A Mãe: É a principal personagem do romance. Nunca é nomeada. É casada, tem dois filhos e uma filha cega. O marido abandonou-a, mas ela simula para todos ele estar presente, na esperança que ele um dia regresse. Perdê-lo era uma desonra para ela. Sozinha, tenta manter a família unida, trabalhando arduamente, sem um queixume, sem um desfalecimento. É forte e corajosa, representa o papel desigual da mulher camponesa da China daqueles tempos.
O Marido: Um homem pouco responsável, que acusa a mulher de ser uma parideira. Não quer saber da educação dos filhos. Trabalha pouco e dedica parte do seu tempo ao jogo, em que costuma ganhar. Compra um tecido azul para a mulher lhe fazer uma veste nova e desaparece para sempre.
A Sogra: A mãe do marido, já velha, que ela ficou a tratar até à morte, e com que se dá mais ou menos bem. A senhora tem a esperança que o filho um dia regresse a casa, mas vai morrer sem o voltar a ver.
O Filho mais velho: Como herdeiro natural, vai-se assumir o papel de dono da casa a partir do seu casamento. Tem ciúmes do irmão mais novo, que trata de modo austero. A mãe arranja-lhe uma mulher mais velha cinco anos do que ele. Como era costume, e adapta-se a ela.

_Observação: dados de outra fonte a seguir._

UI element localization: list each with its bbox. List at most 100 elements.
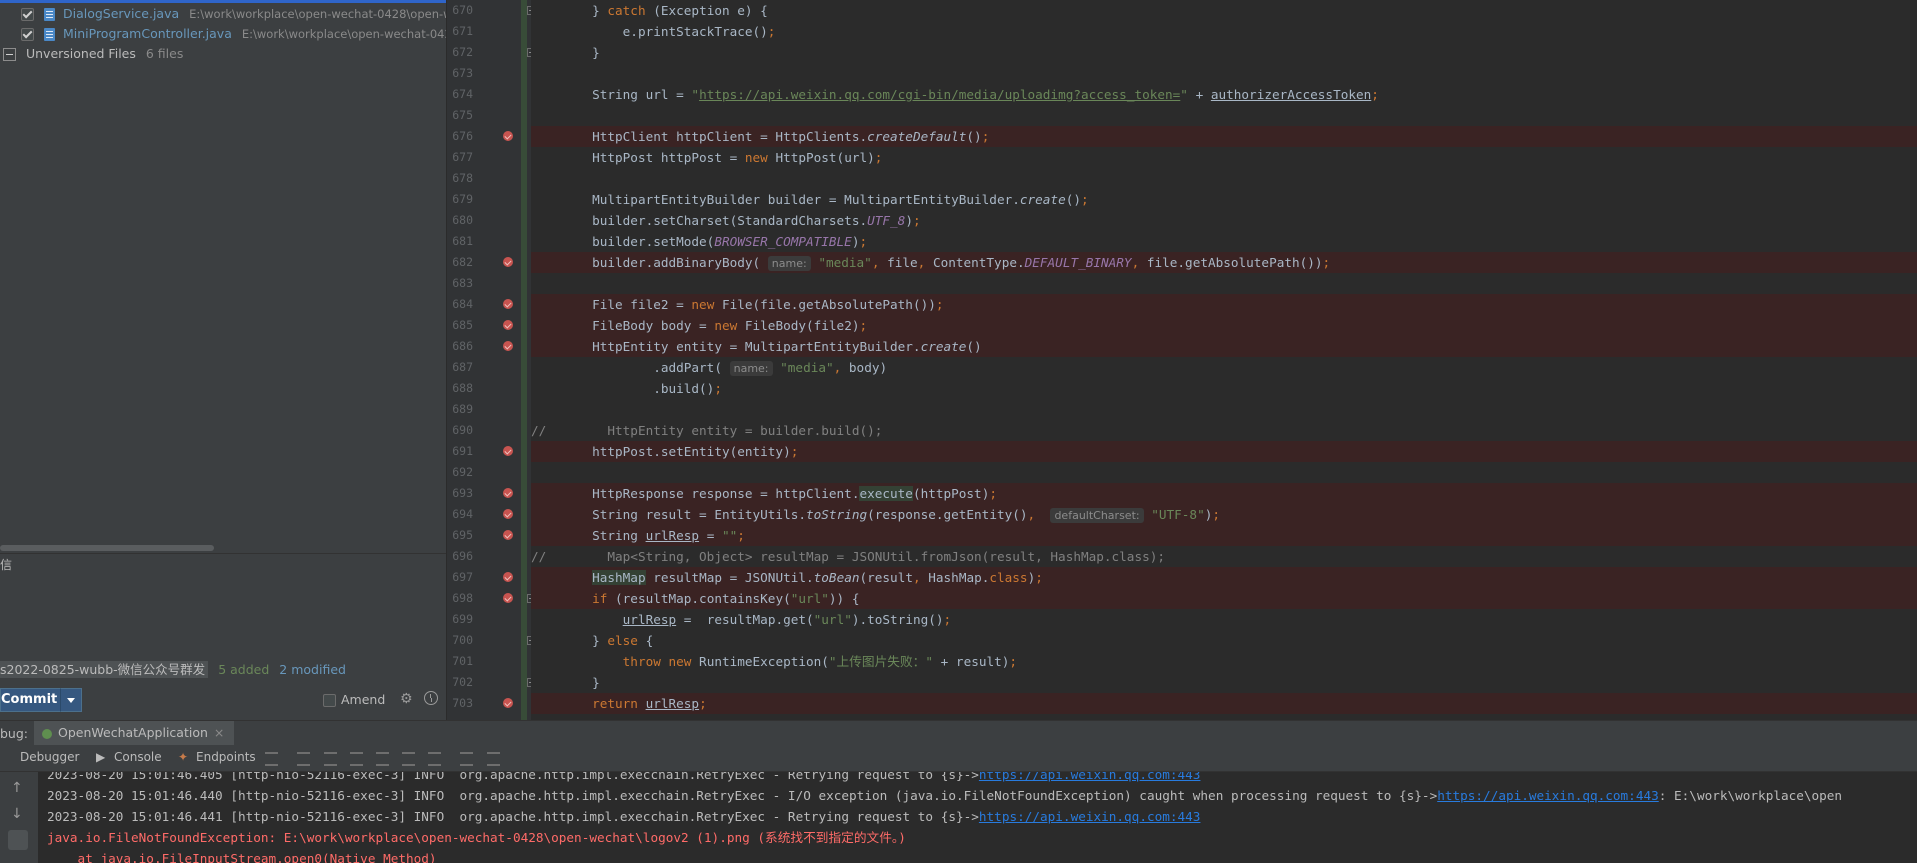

A Filha cega: A menina que tratava do lume no meio do fumo, e que ficou cega. É paciente e aceita a sua condição de cega. A mãe preocupa-se com ela, por fim arranja-lhe um marido, que uma alcoviteira lhe indicou como razoável. É levada para lá e lá morre, de tristezas e maus tratos.
O Filho mais novo: Parecido com o pai, a quem a mãe protege. É maltratado pelo irmão mais velho. Mais tarde desaparece, e quando dão com ele está preso pelas forças governamentais por ser um rebelde comunista. Vai ser decapitado. Morre a cantar os hinos revolucionários.

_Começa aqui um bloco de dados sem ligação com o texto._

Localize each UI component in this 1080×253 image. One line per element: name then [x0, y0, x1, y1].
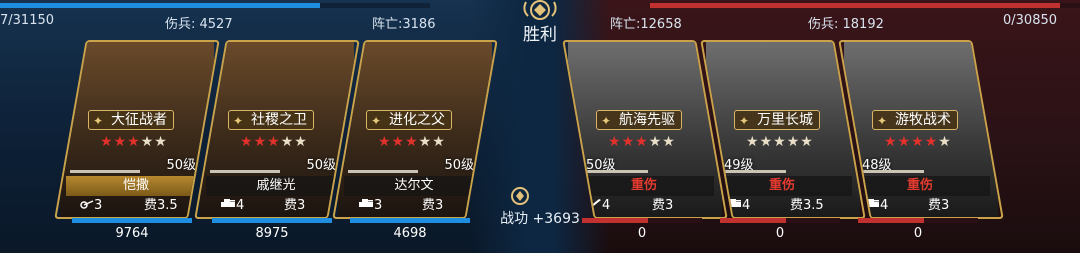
hero-cost: 费3 — [652, 198, 674, 213]
troop-count: 3 — [358, 197, 382, 215]
title-emblem-icon: ✦ — [877, 114, 888, 128]
title-emblem-icon: ✦ — [739, 114, 750, 128]
hero-title-badge: ✦ 航海先驱 — [596, 110, 682, 130]
hero-stars: ★★★★★ — [884, 134, 952, 150]
left-hero-troop-bar-fill — [72, 218, 192, 223]
hero-name: 重伤 — [768, 178, 795, 193]
hero-title: 万里长城 — [757, 112, 813, 128]
left-troop-bar-fill — [0, 3, 320, 8]
left-hero-damage-1: 9764 — [115, 226, 149, 241]
hero-level: 50级 — [166, 158, 196, 173]
hero-cost: 费3 — [284, 198, 306, 213]
left-troop-bar — [0, 3, 430, 8]
hero-title-badge: ✦ 大征战者 — [88, 110, 174, 130]
right-hero-troop-bar-3 — [858, 218, 978, 223]
hero-name: 戚继光 — [256, 178, 296, 193]
hero-stars: ★★★★★ — [378, 134, 446, 150]
hero-name-plate: 重伤 — [574, 176, 714, 196]
hero-stars: ★★★★★ — [240, 134, 308, 150]
hero-info-row: 4 费3 — [850, 197, 990, 215]
right-hero-damage-2: 0 — [775, 226, 785, 241]
hero-name-plate: 重伤 — [712, 176, 852, 196]
hero-hp-line — [716, 170, 786, 173]
hero-stars: ★★★★★ — [746, 134, 814, 150]
right-hero-troop-bar-fill — [858, 218, 924, 223]
troop-count: 4 — [726, 197, 750, 215]
hero-info-row: 3 费3 — [344, 197, 484, 215]
troop-count: 3 — [80, 197, 102, 215]
left-hero-troop-bar-2 — [212, 218, 332, 223]
title-emblem-icon: ✦ — [233, 114, 244, 128]
hero-title-badge: ✦ 进化之父 — [366, 110, 452, 130]
hero-name: 重伤 — [906, 178, 933, 193]
left-hero-troop-bar-fill — [212, 218, 332, 223]
right-hero-troop-bar-fill — [582, 218, 648, 223]
hero-info-row: 4 费3.5 — [712, 197, 852, 215]
right-troop-bar — [650, 3, 1080, 8]
hero-name: 恺撒 — [122, 178, 149, 193]
hero-cost: 费3.5 — [790, 198, 824, 213]
hero-title-badge: ✦ 万里长城 — [734, 110, 820, 130]
hero-hp-line — [348, 170, 418, 173]
left-progress-text: 7/31150 — [0, 13, 55, 28]
right-hero-troop-bar-2 — [720, 218, 840, 223]
right-hero-damage-1: 0 — [637, 226, 647, 241]
right-hero-troop-bar-1 — [582, 218, 702, 223]
hero-hp-line — [854, 170, 924, 173]
hero-cost: 费3.5 — [144, 198, 178, 213]
left-hero-damage-2: 8975 — [255, 226, 289, 241]
left-hero-troop-bar-fill — [350, 218, 470, 223]
hero-title: 进化之父 — [389, 112, 445, 128]
hero-name-plate: 恺撒 — [66, 176, 206, 196]
left-killed: 阵亡:3186 — [372, 17, 436, 32]
hero-title: 大征战者 — [111, 112, 167, 128]
hero-stars: ★★★★★ — [608, 134, 676, 150]
troop-count: 4 — [864, 197, 888, 215]
title-emblem-icon: ✦ — [601, 114, 612, 128]
hero-hp-line — [210, 170, 280, 173]
left-hero-troop-bar-3 — [350, 218, 470, 223]
hero-name-plate: 重伤 — [850, 176, 990, 196]
right-killed: 阵亡:12658 — [610, 17, 682, 32]
title-emblem-icon: ✦ — [93, 114, 104, 128]
hero-name-plate: 戚继光 — [206, 176, 346, 196]
troop-count: 4 — [220, 197, 244, 215]
hero-title: 航海先驱 — [619, 112, 675, 128]
hero-hp-line — [578, 170, 648, 173]
title-emblem-icon: ✦ — [371, 114, 382, 128]
left-hero-damage-3: 4698 — [393, 226, 427, 241]
hero-name-plate: 达尔文 — [344, 176, 484, 196]
hero-cost: 费3 — [928, 198, 950, 213]
hero-hp-line — [70, 170, 140, 173]
hero-level: 50级 — [444, 158, 474, 173]
right-wounded: 伤兵: 18192 — [808, 17, 884, 32]
hero-title-badge: ✦ 游牧战术 — [872, 110, 958, 130]
right-hero-damage-3: 0 — [913, 226, 923, 241]
left-top-stats: 7/31150 伤兵: 4527 阵亡:3186 — [0, 0, 540, 36]
hero-name: 达尔文 — [394, 178, 434, 193]
hero-info-row: 3 费3.5 — [66, 197, 206, 215]
merit-icon — [511, 187, 529, 205]
hero-stars: ★★★★★ — [100, 134, 168, 150]
hero-name: 重伤 — [630, 178, 657, 193]
tank-icon — [358, 198, 374, 213]
hero-info-row: 4 费3 — [574, 197, 714, 215]
hero-title-badge: ✦ 社稷之卫 — [228, 110, 314, 130]
hero-info-row: 4 费3 — [206, 197, 346, 215]
tank-icon — [220, 198, 236, 213]
left-hero-troop-bar-1 — [72, 218, 192, 223]
left-wounded: 伤兵: 4527 — [165, 17, 233, 32]
right-hero-troop-bar-fill — [720, 218, 786, 223]
right-progress-text: 0/30850 — [1003, 13, 1058, 28]
chariot-icon — [80, 198, 94, 213]
right-troop-bar-fill — [650, 3, 1060, 8]
hero-title: 社稷之卫 — [251, 112, 307, 128]
right-top-stats: 阵亡:12658 伤兵: 18192 0/30850 — [540, 0, 1080, 36]
hero-title: 游牧战术 — [895, 112, 951, 128]
hero-cost: 费3 — [422, 198, 444, 213]
hero-level: 50级 — [306, 158, 336, 173]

A Nora: A mulher que a Mãe arranjou para o filho mais velho. Não é muito bonita, mas é forte e sabe costurar. É independente, e a Mãe não gosta de tudo o que ela faz, mas o filho aceita-a tal como ela é. 
O Primo: Um homem calmo e generoso, que às vezes apoia a prima, em situações onde um marido o devia fazer. É casado e acusam-no de ser lento a pensar, mas ele será mais ponderado que estúpido.
A Prima: A esposa do Primo: Uma mulher que vive os problemas da família daquele tempo, é compreensiva com a Prima, que ajuda em circunstâncias especiais.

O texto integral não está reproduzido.